Model Card for Kapuni Image Gate (Model 0)
This is a lightweight, 3-class image classification model paired with a heuristic quality pre-check. It serves as the preliminary "gate" for the Kapuni pipeline, deciding whether an uploaded image is a valid building surface (and thus worth passing to downstream damage-assessment models) or an invalid upload (e.g., road, random objects).
Model Details
- Model Type: Image Classification (MobileNetV3-Small backbone)
- Framework: PyTorch / torchvision
- Task: 3-class image classification (
building_surface,road_or_pavement,other) - Input: RGB Image (224x224 pixels), preceded by a heuristic check for blur, brightness, and resolution.
- Output: A predicted class and a confidence score, mapping to an action (
ACCEPTorREJECT). - License: BSD 3-Clause (inherited from torchvision pretrained weights).
Intended Use
Primary Use Case: To act as a low-latency pre-filter for building damage assessment applications. It ensures that heavy, specialized object detection models (Model A) only process relevant images of walls, columns, beams, or slabs, thereby saving compute and providing immediate, tailored feedback to users who upload irrelevant images.
Out-of-Scope Use Cases:
- This model does not detect cracks or assess structural damage severity. It only determines if the surface belongs to a building.
- It is not meant for high-precision content moderation or out-of-distribution adversarial filtering.
How to Get Started with the Model
import torch
import torchvision.transforms as transforms
from torchvision import models
import json
from PIL import Image
# 1. Load config
with open("gate_config.json") as f:
cfg = json.load(f)
# 2. Initialize model architecture
model = models.mobilenet_v3_small(weights=None)
model.classifier[3] = torch.nn.Linear(model.classifier[3].in_features, len(cfg["classes"]))
# 3. Load weights
model.load_state_dict(torch.load("gate_mobilenetv3.pth", map_location="cpu"))
model.eval()
# 4. Prepare image
tf = transforms.Compose([
transforms.Resize((cfg["img_size"], cfg["img_size"])),
transforms.ToTensor(),
transforms.Normalize(cfg["mean"], cfg["std"]),
])
img = Image.open("your_photo.jpg").convert("RGB")

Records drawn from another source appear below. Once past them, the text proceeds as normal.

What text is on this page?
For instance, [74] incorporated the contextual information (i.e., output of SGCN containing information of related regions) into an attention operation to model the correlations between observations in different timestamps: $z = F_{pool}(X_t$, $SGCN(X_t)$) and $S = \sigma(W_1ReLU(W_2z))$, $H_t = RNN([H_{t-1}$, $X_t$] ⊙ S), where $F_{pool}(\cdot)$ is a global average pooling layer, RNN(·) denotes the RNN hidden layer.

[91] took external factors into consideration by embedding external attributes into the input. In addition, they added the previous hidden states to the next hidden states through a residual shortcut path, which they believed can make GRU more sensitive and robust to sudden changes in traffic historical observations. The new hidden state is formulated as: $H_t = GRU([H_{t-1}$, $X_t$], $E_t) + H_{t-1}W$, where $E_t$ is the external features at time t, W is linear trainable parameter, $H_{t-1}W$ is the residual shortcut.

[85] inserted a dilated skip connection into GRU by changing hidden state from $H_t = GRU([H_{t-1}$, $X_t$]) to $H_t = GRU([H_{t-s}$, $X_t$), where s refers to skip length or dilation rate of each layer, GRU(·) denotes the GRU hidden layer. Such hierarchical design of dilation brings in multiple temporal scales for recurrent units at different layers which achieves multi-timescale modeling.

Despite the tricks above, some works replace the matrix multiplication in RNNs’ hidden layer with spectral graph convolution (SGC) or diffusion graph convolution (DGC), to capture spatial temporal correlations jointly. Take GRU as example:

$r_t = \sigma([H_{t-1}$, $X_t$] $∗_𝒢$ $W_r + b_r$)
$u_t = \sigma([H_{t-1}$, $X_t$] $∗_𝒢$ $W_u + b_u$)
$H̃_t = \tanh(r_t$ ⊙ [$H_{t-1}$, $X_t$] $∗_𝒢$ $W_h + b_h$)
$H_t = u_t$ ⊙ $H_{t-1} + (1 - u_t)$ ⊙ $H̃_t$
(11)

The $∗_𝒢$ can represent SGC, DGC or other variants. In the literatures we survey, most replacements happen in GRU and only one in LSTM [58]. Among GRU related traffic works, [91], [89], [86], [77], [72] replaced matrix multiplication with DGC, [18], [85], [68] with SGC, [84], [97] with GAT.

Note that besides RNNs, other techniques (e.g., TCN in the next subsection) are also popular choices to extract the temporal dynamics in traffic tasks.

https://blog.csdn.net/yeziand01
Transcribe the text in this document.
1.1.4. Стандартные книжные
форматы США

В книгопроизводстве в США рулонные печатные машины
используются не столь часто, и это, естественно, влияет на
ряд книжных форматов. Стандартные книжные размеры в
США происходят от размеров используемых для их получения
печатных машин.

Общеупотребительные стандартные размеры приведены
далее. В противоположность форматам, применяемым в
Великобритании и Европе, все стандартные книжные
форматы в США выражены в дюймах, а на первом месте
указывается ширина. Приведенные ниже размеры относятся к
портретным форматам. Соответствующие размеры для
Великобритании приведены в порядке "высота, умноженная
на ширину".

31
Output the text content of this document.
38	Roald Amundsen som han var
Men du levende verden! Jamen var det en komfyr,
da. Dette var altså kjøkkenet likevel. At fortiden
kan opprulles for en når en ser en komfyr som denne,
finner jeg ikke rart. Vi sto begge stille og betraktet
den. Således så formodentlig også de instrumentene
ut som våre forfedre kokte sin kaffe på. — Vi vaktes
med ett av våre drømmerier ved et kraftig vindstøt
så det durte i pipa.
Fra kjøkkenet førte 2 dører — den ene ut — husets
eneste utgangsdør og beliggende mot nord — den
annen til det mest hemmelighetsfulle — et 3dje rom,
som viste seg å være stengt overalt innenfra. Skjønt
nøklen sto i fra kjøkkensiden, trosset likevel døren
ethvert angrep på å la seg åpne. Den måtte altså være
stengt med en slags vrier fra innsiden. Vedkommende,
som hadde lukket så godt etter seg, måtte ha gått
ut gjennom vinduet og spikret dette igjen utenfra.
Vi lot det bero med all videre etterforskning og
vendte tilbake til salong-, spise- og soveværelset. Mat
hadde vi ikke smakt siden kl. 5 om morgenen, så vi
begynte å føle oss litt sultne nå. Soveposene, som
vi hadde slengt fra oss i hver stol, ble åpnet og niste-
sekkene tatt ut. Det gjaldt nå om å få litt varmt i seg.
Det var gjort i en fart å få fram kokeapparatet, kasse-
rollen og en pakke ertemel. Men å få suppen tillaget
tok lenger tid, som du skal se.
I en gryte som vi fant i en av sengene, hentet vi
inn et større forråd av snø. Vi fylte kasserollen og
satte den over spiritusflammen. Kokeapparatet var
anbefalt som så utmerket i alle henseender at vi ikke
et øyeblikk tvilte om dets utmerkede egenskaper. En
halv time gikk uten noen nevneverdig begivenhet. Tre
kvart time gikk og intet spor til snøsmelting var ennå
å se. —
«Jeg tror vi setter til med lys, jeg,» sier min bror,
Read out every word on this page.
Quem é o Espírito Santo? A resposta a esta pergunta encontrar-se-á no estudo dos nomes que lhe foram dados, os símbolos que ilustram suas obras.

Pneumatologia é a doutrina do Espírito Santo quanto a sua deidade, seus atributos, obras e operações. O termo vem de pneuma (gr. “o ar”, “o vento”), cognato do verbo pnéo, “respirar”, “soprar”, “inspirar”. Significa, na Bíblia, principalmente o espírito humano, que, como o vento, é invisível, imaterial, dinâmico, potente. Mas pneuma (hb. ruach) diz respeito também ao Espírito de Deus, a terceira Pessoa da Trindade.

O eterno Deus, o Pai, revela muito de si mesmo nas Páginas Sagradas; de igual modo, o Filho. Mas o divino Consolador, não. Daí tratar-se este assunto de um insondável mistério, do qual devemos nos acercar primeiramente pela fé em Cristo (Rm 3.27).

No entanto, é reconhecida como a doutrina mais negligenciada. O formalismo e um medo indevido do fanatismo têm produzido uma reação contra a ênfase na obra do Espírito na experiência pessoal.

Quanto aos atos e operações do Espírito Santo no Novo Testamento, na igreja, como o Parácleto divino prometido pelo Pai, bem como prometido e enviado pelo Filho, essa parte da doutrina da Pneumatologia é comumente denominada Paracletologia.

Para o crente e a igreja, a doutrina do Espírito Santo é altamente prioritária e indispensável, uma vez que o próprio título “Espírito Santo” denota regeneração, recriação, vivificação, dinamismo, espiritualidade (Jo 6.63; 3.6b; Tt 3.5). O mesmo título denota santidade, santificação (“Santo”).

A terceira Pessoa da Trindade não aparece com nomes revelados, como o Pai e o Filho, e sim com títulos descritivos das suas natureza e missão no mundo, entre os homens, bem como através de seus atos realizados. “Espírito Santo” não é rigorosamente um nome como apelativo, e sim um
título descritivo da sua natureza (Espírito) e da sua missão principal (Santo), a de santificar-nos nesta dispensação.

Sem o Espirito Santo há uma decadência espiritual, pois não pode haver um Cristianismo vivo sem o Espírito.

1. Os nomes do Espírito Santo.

input_tensor = tf(img).unsqueeze(0)
# 5. Predict
with torch.no_grad():
logits = model(input_tensor)
probs = torch.softmax(logits, 1)[0]
pred_idx = int(probs.argmax())
confidence = float(probs[pred_idx])
predicted_class = cfg["classes"][pred_idx]
print(f"Class: {predicted_class}, Confidence: {confidence:.2f}")
Training Data
The model was fine-tuned on a balanced dataset of approximately 2,500 images per class, sourced from existing public datasets:
building_surface: Sourced from HRCDS. Currently composed primarily of damaged concrete walls and building elements.road_or_pavement: Sourced from RDD2022 (specifically the India/dashcam subset) to serve as a strong hard-negative for crack-like patterns on roads.other: Sourced from COCO (val2017) to capture a wide variety of random objects, scenes, people, and vehicles.
Evaluation and Decision Logic
Because wrongly rejecting a real building crack is a critical failure for a safety tool, the model implements an "Accept-on-Uncertainty" rule.
- If the model's confidence is below
TAU(default 0.55), the image is automaticallyACCEPTEDand passed to the downstream model. - If the model is highly confident that the image is a road or random object, it is
REJECTED.
Limitations and Bias
- Concrete Bias: The
building_surfaceclass was trained heavily on damaged concrete (due to the HRCDS source). Clean walls, masonry, or brick might result in lower confidence scores. The Accept-on-Uncertainty rule mitigates this by passing low-confidence images through, but the bias exists natively in the weights. - Heuristic Quality Check: The pipeline relies on a variance-of-Laplacian check for blur and mean luma for brightness. These thresholds are manual heuristics and may falsely reject stylized or unusually lit images.